Soendervig

In Söndervig angekommen suchten wir gleich den Strand auf und was sahen wir?! - erst einmal nur Wasser - also hieß es weitersuchen und wir fanden so ein paar Bunker am Strand verstreut. Nichts aufregendes, nichts neues - Schade eigentlich.

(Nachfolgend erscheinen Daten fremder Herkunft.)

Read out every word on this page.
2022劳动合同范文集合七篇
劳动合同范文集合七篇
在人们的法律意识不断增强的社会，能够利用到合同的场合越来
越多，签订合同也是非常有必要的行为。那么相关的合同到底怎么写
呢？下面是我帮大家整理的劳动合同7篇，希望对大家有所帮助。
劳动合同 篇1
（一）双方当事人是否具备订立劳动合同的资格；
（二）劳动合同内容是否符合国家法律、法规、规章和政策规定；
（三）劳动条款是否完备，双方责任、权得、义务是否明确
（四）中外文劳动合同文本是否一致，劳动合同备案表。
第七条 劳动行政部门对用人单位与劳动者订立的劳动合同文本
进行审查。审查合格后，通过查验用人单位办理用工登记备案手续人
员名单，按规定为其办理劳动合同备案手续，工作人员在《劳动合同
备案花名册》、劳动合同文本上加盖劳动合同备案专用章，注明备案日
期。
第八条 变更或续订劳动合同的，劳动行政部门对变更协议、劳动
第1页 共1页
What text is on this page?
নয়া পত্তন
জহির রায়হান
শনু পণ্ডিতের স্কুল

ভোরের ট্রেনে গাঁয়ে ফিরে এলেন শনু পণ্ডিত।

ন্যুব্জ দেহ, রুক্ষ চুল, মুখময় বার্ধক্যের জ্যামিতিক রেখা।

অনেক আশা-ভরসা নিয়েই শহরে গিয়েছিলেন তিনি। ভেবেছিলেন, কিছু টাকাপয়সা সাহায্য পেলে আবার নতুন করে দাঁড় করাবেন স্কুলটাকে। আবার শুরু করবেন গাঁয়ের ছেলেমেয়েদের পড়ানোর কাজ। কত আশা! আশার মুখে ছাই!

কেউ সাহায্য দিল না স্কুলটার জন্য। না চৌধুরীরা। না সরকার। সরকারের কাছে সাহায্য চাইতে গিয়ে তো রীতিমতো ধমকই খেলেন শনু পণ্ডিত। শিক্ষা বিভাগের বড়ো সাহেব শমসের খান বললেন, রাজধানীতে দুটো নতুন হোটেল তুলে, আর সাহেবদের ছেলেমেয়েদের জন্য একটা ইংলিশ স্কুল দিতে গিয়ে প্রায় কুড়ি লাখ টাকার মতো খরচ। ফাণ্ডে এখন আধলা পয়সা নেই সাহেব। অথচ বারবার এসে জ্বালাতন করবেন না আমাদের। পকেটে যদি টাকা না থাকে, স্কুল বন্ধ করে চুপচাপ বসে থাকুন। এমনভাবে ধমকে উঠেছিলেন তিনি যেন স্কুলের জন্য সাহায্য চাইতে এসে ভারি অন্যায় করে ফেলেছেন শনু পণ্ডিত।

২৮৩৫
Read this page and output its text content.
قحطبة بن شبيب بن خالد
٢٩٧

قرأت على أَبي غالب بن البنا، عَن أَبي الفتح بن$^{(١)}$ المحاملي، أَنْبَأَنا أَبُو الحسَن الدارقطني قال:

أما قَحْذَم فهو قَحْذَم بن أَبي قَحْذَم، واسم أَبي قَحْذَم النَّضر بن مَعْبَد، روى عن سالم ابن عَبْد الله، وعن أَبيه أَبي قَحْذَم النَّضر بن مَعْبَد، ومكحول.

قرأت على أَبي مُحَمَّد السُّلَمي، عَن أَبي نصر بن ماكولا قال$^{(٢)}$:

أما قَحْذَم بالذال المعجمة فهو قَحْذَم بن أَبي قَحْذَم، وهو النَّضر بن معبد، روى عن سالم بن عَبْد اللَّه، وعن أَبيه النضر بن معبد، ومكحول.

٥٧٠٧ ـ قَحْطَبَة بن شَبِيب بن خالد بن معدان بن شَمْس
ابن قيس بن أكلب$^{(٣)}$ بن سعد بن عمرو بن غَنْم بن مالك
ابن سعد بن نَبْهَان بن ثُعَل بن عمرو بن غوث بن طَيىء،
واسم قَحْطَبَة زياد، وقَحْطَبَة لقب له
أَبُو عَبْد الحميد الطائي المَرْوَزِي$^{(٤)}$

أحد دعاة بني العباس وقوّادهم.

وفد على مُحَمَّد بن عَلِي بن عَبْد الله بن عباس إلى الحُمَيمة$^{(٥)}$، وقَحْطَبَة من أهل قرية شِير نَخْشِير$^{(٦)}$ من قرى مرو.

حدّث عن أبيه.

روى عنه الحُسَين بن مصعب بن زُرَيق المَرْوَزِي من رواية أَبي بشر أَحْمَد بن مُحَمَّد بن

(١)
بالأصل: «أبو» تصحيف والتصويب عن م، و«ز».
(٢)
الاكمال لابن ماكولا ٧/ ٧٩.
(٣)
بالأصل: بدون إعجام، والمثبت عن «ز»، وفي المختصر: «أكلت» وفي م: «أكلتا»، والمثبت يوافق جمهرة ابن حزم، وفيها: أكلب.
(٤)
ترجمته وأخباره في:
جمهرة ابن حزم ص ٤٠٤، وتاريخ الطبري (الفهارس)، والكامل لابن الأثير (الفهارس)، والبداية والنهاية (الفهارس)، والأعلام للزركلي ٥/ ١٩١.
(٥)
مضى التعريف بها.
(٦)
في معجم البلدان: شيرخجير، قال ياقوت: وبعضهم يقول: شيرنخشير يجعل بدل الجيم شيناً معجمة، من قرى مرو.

Blick zum Strand vereinzelte Bunker am Strand
noch ein Bunker Stellung
ein weiterer Bunker Geschuetzstellung
Bunker

Weiter ging es Richtung Süden. Wir suchten und suchten - fuhren Kilometer um Kilometer - nichts. Also machten wir halt bei einem Bäcker und füllten unsere Vorräte wieder auf. Dann suchten wir uns einen Parkplatz und Steffen bereitete das Mittagessen zu. Es war wie immer köstlich. Jedoch die Stellung, die wir suchten fanden wir leider nicht. Gut - wir sahen hier und da noch ein paar Bunker, auch eine Panzermauer haben wir gefunden - aber wie schon geschrieben - leider nichts umwerfendes Neues. Als letzten Versuch fuhren wir nach Henne - aber auch hier war das nicht zu finden was ich suchte. Nun wurde es Zeit zur Rückfahrt.
An der Küste entlang ging es wieder Richtung Norden. Es war ein schönes, entspanntes Fahren bis Thyborön. Hier machten wir am Hafen halt und bevorrateten uns nochmals mit tollen Räucherfisch. Schnell noch ein herrliches dänisches Eis gegessen und dann ab zur Fähre. Die Bunker der Stellung Thyborön kannten wir ja zur Genüge, deshalb hatten wir an ihnen kein Interesse mehr.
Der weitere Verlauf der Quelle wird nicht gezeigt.